Het verhaal van Evelien

Hoe het begon bij Evelien

Zomer 2014. Ik ben hoogzwanger van ons vierde kindje. Wat in mijn geval vooral betekent dat ik goedgezwollen rondwaggel en mijn energie probeer te verdelen tussen het broeden op 1 inwendig kind en het passen op de drie andere uitwendige exemplaren. Ik heb mijn verlof opgenomen op het werk, dus in principe ben ik thuis om te kunnen genieten van mijn nageslacht, maar naarmate het einde van het schooljaar nadert begin ik toch lichtjes te panikeren omdat ik het nagelaten heb om in te schrijven voor sportkampjes, speelpleinwerkingen of avontureninitiaties allerhande. Niet enkel waren deze razendsnel volzet, we hadden er ook de centjes niet voor en praktisch is het al helemaal niet evident om van hot naar her te rijden en zoals een melkboer op ronde, kinderen op te pikken en af te zetten op verschillende locaties en tijdstippen.

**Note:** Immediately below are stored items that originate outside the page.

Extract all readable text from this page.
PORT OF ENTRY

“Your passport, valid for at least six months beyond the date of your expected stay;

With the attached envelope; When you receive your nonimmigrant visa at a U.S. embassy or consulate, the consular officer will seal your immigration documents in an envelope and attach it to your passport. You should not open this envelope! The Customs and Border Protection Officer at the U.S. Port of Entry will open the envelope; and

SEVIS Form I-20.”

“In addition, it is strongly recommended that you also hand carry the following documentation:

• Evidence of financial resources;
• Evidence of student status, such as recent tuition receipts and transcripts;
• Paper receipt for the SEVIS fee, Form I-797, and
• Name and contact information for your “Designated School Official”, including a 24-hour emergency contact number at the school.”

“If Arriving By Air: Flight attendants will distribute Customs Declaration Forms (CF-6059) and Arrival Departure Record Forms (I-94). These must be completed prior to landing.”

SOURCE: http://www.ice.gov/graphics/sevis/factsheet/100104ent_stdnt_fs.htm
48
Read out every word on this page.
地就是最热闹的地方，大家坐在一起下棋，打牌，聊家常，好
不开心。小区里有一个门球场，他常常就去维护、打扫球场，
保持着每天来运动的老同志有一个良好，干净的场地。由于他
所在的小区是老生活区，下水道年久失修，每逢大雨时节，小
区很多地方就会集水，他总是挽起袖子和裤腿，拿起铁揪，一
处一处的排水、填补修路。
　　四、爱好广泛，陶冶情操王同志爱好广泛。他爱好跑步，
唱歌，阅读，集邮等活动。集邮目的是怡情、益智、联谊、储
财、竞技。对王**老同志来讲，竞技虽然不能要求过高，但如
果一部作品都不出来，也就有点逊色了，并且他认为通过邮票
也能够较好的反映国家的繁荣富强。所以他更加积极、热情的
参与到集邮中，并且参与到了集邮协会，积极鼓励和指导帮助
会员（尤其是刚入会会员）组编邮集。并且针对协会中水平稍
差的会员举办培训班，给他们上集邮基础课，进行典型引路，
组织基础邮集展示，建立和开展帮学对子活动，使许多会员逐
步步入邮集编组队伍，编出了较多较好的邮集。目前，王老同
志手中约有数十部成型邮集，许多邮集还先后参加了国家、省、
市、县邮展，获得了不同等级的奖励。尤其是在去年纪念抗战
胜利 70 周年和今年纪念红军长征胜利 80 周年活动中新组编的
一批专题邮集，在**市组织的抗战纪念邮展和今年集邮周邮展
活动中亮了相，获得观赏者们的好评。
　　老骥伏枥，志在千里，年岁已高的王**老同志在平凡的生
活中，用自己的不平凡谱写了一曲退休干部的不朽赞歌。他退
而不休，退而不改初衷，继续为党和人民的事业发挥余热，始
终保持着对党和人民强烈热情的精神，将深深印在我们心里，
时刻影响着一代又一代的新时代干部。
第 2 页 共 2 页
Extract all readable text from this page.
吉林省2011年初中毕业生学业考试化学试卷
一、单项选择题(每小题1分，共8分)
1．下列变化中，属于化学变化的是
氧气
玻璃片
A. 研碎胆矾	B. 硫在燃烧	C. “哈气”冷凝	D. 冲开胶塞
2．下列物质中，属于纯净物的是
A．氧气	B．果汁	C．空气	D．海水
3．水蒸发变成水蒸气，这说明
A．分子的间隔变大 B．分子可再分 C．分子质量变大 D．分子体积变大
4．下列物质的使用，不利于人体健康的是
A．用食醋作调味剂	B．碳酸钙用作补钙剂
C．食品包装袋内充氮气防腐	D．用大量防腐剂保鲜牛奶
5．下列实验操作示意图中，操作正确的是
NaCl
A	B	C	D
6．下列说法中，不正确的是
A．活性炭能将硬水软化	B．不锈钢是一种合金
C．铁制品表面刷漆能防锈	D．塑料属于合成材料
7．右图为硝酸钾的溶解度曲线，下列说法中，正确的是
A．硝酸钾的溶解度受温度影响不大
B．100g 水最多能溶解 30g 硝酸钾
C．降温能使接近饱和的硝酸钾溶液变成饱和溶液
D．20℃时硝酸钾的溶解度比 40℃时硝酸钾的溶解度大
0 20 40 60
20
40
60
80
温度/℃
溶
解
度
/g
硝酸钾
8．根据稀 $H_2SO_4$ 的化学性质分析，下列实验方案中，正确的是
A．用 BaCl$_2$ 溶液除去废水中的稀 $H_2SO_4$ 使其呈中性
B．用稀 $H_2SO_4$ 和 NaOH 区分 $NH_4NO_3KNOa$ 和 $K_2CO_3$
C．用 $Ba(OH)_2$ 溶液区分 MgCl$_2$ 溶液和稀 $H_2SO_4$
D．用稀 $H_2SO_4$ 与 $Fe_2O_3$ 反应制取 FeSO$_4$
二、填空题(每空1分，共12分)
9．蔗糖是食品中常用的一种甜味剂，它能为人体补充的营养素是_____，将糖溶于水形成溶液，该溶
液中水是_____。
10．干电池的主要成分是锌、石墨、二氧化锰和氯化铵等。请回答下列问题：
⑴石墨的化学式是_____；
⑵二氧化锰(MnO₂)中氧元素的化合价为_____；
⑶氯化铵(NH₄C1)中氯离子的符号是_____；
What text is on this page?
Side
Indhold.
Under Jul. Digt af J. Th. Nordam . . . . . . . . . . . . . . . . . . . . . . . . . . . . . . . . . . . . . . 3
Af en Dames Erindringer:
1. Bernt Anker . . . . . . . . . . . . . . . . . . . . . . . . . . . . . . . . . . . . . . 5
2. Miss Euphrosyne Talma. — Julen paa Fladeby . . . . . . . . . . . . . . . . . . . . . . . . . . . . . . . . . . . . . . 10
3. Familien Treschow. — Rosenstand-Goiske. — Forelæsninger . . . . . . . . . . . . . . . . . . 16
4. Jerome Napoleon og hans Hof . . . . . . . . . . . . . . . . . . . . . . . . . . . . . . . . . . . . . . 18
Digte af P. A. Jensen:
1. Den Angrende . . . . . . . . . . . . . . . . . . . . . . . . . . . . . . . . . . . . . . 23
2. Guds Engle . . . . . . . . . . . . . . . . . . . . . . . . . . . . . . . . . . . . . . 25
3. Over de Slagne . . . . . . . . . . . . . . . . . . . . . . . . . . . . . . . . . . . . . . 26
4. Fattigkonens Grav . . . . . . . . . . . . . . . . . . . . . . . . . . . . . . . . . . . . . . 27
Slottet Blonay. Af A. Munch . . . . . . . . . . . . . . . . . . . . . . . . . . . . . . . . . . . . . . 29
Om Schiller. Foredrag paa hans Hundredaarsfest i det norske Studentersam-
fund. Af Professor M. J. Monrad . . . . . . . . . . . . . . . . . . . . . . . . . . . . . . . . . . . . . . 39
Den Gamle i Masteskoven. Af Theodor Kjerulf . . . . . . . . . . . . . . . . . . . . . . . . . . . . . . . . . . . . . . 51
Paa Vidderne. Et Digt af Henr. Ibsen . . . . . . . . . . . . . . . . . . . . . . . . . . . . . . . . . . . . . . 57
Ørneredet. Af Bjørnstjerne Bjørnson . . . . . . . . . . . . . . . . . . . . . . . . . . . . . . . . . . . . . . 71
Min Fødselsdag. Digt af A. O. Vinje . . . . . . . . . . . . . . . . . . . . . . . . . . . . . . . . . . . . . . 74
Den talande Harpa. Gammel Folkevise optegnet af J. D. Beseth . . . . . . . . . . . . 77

Ik ben in de Stuyverij wanneer ik deze mijn verzuchtingen uit en al snel blijkt dat nog een aantal mama’s met dezelfde problemen worstelen: betaalbare, betrouwbare en beschikbare opvang voor hun schoolgaande kinderen wanneer de school de boeken toe doet. Drie belangrijke B’s waar we niet meteen een pasklare oplossing voor hebben, tot er wilde plannen ontstaan om via een beurtrolsysteem op elkaars kinderen te letten! Eefje van de Stuyverij is meteen enthousiast en stelt voor dat we haar locatie mogen gebruiken als we het project verder kunnen uitwerken. Er wordt nog een aantal keer over vergaderd, er komen extra ouders bij terwijl anderen dan weer afhaken omdat het allemaal nogal ‘hippie’-achtig en chaotisch overkomt, maar wanneer eind juni de schoolpoort onverbiddelijk dicht gaat is er wel een uitgewerkt model voor een aantal dagen ‘solidaire kinderopvang’. De zwangerschapsdementie die me toen de parten speelde belet mij nu om glasheldere herinneringen boven te halen aan de exacte invulling van het schema, maar het komt er op neer dat ik mijn kinderen een aantal dagen kan ‘droppen’ in de Stuyverij en dat ze hier de tijd van hun leven genieten met hun vriendjes en telkens 2 ‘babysits’ van dienst. Zelf sta ik ook een paar keer met dikke buik tussen het kindergeweld. En telkens blijkt dat geweldig goed mee te vallen. De drukte waar ik zo voor vreesde is afgezwakt tot aangename bedrijvigheid. De kinderen houden elkaar goed bezig of spelen buiten in afwachting van een activiteit die de andere begeleider of ik in elkaar gestoken hebben (denk hierbij aan een minimum van inspanning zoals ‘boetseren met zoutdeeg’ of ‘maskers verven’ of ‘cupcakes versieren’). We lezen talloze boekjes (zomer 2014 bleek nogal een nat exemplaar), we maken veel soep en fruitsalade maar weinig ruzie en zowel de kinderen als de ouders blijken heel erg tevreden over de creatieve manier waarop we ons opvangprobleem hebben aangepakt. Die zomer kan ik dus afsluiten met een heel tevreden gevoel, de geruststelling dat geen opvangprobleem te groot is als je samenspant én een wolk van een baby (de volle 58 cm zowaar). En als ik nu zie, hoe zowel mijn eigen zoon als het Cokido-kindje ondertussen zijn uitgegroeid tot ferm actieve kapoenen, dan ben ik trots dat ik mee aan de wieg mocht staan van wat eerst een zot idee leek, maar uiteindelijk de perfecte oplossing was voor een probleem waar veel ouders mee worstelen.